2. The self-sourcing exercise bike with a linear digital control magnetic resistance braking apparatus of claim 1, wherein the switching power converter uses a pulse width modulation control method.

3. The self-sourcing exercise bike with a linear digital control magnetic resistance braking apparatus of claim 1, wherein the discharge load is an electromagnet coil, a resistor or an impedance component.
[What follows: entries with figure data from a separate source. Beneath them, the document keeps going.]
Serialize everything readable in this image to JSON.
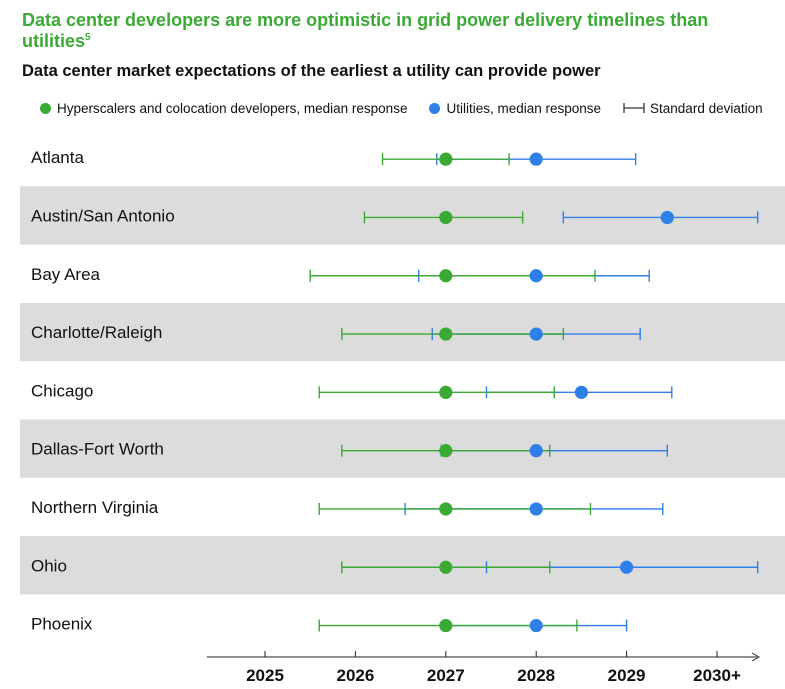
{
  "title": "Data center developers are more optimistic in grid power delivery timelines than utilities",
  "title_footnote": "5",
  "subtitle": "Data center market expectations of the earliest a utility can provide power",
  "colors": {
    "developers": "#3aaa35",
    "utilities": "#2f7fe8",
    "band": "#dcdcdc",
    "title": "#3aaa35"
  },
  "legend": {
    "developers": "Hyperscalers and colocation developers, median response",
    "utilities": "Utilities, median response",
    "sd": "Standard deviation"
  },
  "chart_data": {
    "type": "dot-range",
    "title": "Data center market expectations of the earliest a utility can provide power",
    "x_tick_values": [
      2025,
      2026,
      2027,
      2028,
      2029,
      2030
    ],
    "x_tick_labels": [
      "2025",
      "2026",
      "2027",
      "2028",
      "2029",
      "2030+"
    ],
    "xlim": [
      2024.35,
      2030.45
    ],
    "series": [
      {
        "name": "Hyperscalers and colocation developers, median response",
        "key": "developers"
      },
      {
        "name": "Utilities, median response",
        "key": "utilities"
      }
    ],
    "rows": [
      {
        "market": "Atlanta",
        "developers": {
          "median": 2027.0,
          "low": 2026.3,
          "high": 2027.7
        },
        "utilities": {
          "median": 2028.0,
          "low": 2026.9,
          "high": 2029.1
        }
      },
      {
        "market": "Austin/San Antonio",
        "developers": {
          "median": 2027.0,
          "low": 2026.1,
          "high": 2027.85
        },
        "utilities": {
          "median": 2029.45,
          "low": 2028.3,
          "high": 2030.45
        }
      },
      {
        "market": "Bay Area",
        "developers": {
          "median": 2027.0,
          "low": 2025.5,
          "high": 2028.65
        },
        "utilities": {
          "median": 2028.0,
          "low": 2026.7,
          "high": 2029.25
        }
      },
      {
        "market": "Charlotte/Raleigh",
        "developers": {
          "median": 2027.0,
          "low": 2025.85,
          "high": 2028.3
        },
        "utilities": {
          "median": 2028.0,
          "low": 2026.85,
          "high": 2029.15
        }
      },
      {
        "market": "Chicago",
        "developers": {
          "median": 2027.0,
          "low": 2025.6,
          "high": 2028.2
        },
        "utilities": {
          "median": 2028.5,
          "low": 2027.45,
          "high": 2029.5
        }
      },
      {
        "market": "Dallas-Fort Worth",
        "developers": {
          "median": 2027.0,
          "low": 2025.85,
          "high": 2028.15
        },
        "utilities": {
          "median": 2028.0,
          "low": 2026.95,
          "high": 2029.45
        }
      },
      {
        "market": "Northern Virginia",
        "developers": {
          "median": 2027.0,
          "low": 2025.6,
          "high": 2028.6
        },
        "utilities": {
          "median": 2028.0,
          "low": 2026.55,
          "high": 2029.4
        }
      },
      {
        "market": "Ohio",
        "developers": {
          "median": 2027.0,
          "low": 2025.85,
          "high": 2028.15
        },
        "utilities": {
          "median": 2029.0,
          "low": 2027.45,
          "high": 2030.45
        }
      },
      {
        "market": "Phoenix",
        "developers": {
          "median": 2027.0,
          "low": 2025.6,
          "high": 2028.45
        },
        "utilities": {
          "median": 2028.0,
          "low": 2027.0,
          "high": 2029.0
        }
      }
    ]
  }
}
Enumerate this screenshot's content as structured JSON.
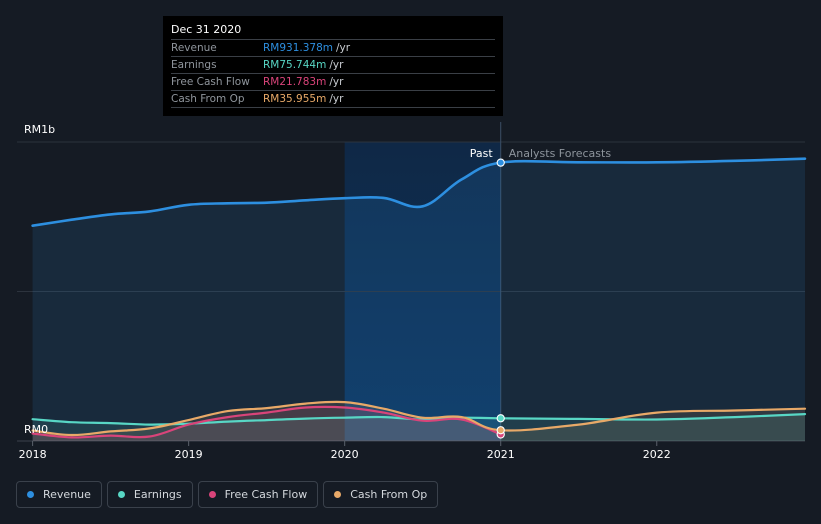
{
  "chart_data": {
    "type": "area",
    "y_axis": {
      "ticks": [
        "RM1b",
        "RM0"
      ],
      "ylim": [
        0,
        1000
      ]
    },
    "x_axis": {
      "ticks": [
        "2018",
        "2019",
        "2020",
        "2021",
        "2022"
      ],
      "xlim": [
        2017.9,
        2022.95
      ]
    },
    "divider": {
      "x": 2021.0,
      "past_label": "Past",
      "forecast_label": "Analysts Forecasts"
    },
    "highlight_start": 2020.0,
    "tooltip": {
      "date": "Dec 31 2020",
      "rows": [
        {
          "label": "Revenue",
          "value": "RM931.378m",
          "unit": "/yr"
        },
        {
          "label": "Earnings",
          "value": "RM75.744m",
          "unit": "/yr"
        },
        {
          "label": "Free Cash Flow",
          "value": "RM21.783m",
          "unit": "/yr"
        },
        {
          "label": "Cash From Op",
          "value": "RM35.955m",
          "unit": "/yr"
        }
      ]
    },
    "series": [
      {
        "name": "Revenue",
        "color": "#2d8fe0",
        "fill": true,
        "points": [
          [
            2018.0,
            720
          ],
          [
            2018.25,
            740
          ],
          [
            2018.5,
            758
          ],
          [
            2018.75,
            768
          ],
          [
            2019.0,
            790
          ],
          [
            2019.25,
            795
          ],
          [
            2019.5,
            797
          ],
          [
            2019.75,
            805
          ],
          [
            2020.0,
            812
          ],
          [
            2020.25,
            813
          ],
          [
            2020.5,
            785
          ],
          [
            2020.75,
            875
          ],
          [
            2021.0,
            931
          ],
          [
            2021.5,
            932
          ],
          [
            2022.0,
            932
          ],
          [
            2022.5,
            937
          ],
          [
            2022.95,
            944
          ]
        ]
      },
      {
        "name": "Earnings",
        "color": "#58d7c5",
        "fill": true,
        "points": [
          [
            2018.0,
            73
          ],
          [
            2018.25,
            63
          ],
          [
            2018.5,
            60
          ],
          [
            2018.75,
            55
          ],
          [
            2019.0,
            58
          ],
          [
            2019.25,
            65
          ],
          [
            2019.5,
            70
          ],
          [
            2019.75,
            75
          ],
          [
            2020.0,
            78
          ],
          [
            2020.25,
            80
          ],
          [
            2020.5,
            72
          ],
          [
            2020.75,
            78
          ],
          [
            2021.0,
            76
          ],
          [
            2021.5,
            74
          ],
          [
            2022.0,
            72
          ],
          [
            2022.5,
            80
          ],
          [
            2022.95,
            90
          ]
        ]
      },
      {
        "name": "Free Cash Flow",
        "color": "#d9447a",
        "fill": true,
        "points": [
          [
            2018.0,
            25
          ],
          [
            2018.25,
            12
          ],
          [
            2018.5,
            18
          ],
          [
            2018.75,
            15
          ],
          [
            2019.0,
            55
          ],
          [
            2019.25,
            80
          ],
          [
            2019.5,
            95
          ],
          [
            2019.75,
            112
          ],
          [
            2020.0,
            112
          ],
          [
            2020.25,
            95
          ],
          [
            2020.5,
            68
          ],
          [
            2020.75,
            72
          ],
          [
            2021.0,
            22
          ]
        ]
      },
      {
        "name": "Cash From Op",
        "color": "#e8a968",
        "fill": true,
        "points": [
          [
            2018.0,
            35
          ],
          [
            2018.25,
            20
          ],
          [
            2018.5,
            32
          ],
          [
            2018.75,
            42
          ],
          [
            2019.0,
            70
          ],
          [
            2019.25,
            100
          ],
          [
            2019.5,
            110
          ],
          [
            2019.75,
            125
          ],
          [
            2020.0,
            130
          ],
          [
            2020.25,
            108
          ],
          [
            2020.5,
            78
          ],
          [
            2020.75,
            80
          ],
          [
            2021.0,
            36
          ],
          [
            2021.5,
            55
          ],
          [
            2022.0,
            95
          ],
          [
            2022.5,
            102
          ],
          [
            2022.95,
            108
          ]
        ]
      }
    ],
    "legend_position": "bottom-left"
  }
}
4. A control method for a self-sourcing exercise bike with a linear digital control magnetic resistance braking apparatus, the self-sourcing exercise bike comprises a generator, a power converter, a digital control system, a magnetic braking resistance and a LED control panel, the control method comprising:

loading the initial value of the micro controller, including the initial values of an operating amplifier, a PWM controller, an A/D converter and I/O ports;

checking the LED panel status, to make sure whether the bike is ready or not;

delaying one second, to make sure the feedback signal and the reference signal are in steady state and to achieve the goal of zero magnetic resistance start-up procedure;

detecting the rotating speed of the rotor of the generator and the presetting resistance level;

looking up the table, according to the rotating speed of the rotor of the generator and the presetting resistance level to get a weighting value, achieving the goal of linearly adjusting the resistance force or torque; and

outputting a PWM control signal through a PWM controller to a driving control circuit.